Given the fact that the agenda of the General Meeting includes resolutions concerning a reduction of the Company’s share capital and redemption of own shares, the Management Board further announces that:

  • The share capital reduction is related to the planned redemption of 860 290 own shares of the Company with a nominal value of 1.00 PLN each, previously repurchased by the Company in the framework of a share buy-back program carried out between 5 and 24 October 2022 for the purposes of redemption thereof; pursuant to Art. 360 § 1 of the Commercial Companies Code redemption of shares requires a reduction of the share capital and the corresponding resolution concerning reduction of share capital should be adopted at the same General Meeting at which a resolution concerning redemption of shares is adopted;
  • In conjunction with the above, a reduction of the Company’s share capital, formalized by amending the Company Articles, is anticipated through redemption of the aforementioned shares without the need to carry out the convocation procedure specified in Art. 456 § 1 of the Commercial Companies Code. The share capital is to be reduced by 860 290 PLN (which is equivalent to the nominal value of shares subject to redemption), i.e. from 100 770 800 PLN to 99 910 510 PLN;
  • Detailed information concerning the planned redemption of shares, reduction of share capital and the associated amendments to the Company Articles, can be found in the corresponding draft resolutions of the General Meeting.

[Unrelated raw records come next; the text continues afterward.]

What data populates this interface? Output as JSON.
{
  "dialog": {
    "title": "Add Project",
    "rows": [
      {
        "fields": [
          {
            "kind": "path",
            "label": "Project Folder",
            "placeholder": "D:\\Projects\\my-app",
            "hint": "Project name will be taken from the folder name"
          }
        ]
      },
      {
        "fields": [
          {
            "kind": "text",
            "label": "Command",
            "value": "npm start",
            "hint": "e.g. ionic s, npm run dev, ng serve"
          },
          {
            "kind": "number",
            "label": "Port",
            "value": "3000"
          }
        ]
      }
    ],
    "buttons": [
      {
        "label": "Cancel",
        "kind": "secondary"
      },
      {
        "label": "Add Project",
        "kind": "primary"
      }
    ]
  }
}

Disclaimer: This English language translation has been prepared solely for the convenience of English speaking readers. Despite all the efforts devoted to this translation, certain discrepancies, omissions or approximations may exist. In case of any differences between the Polish and the English versions, the Polish version shall prevail. CD PROJEKT, its representatives and employees decline all responsibility in this regard.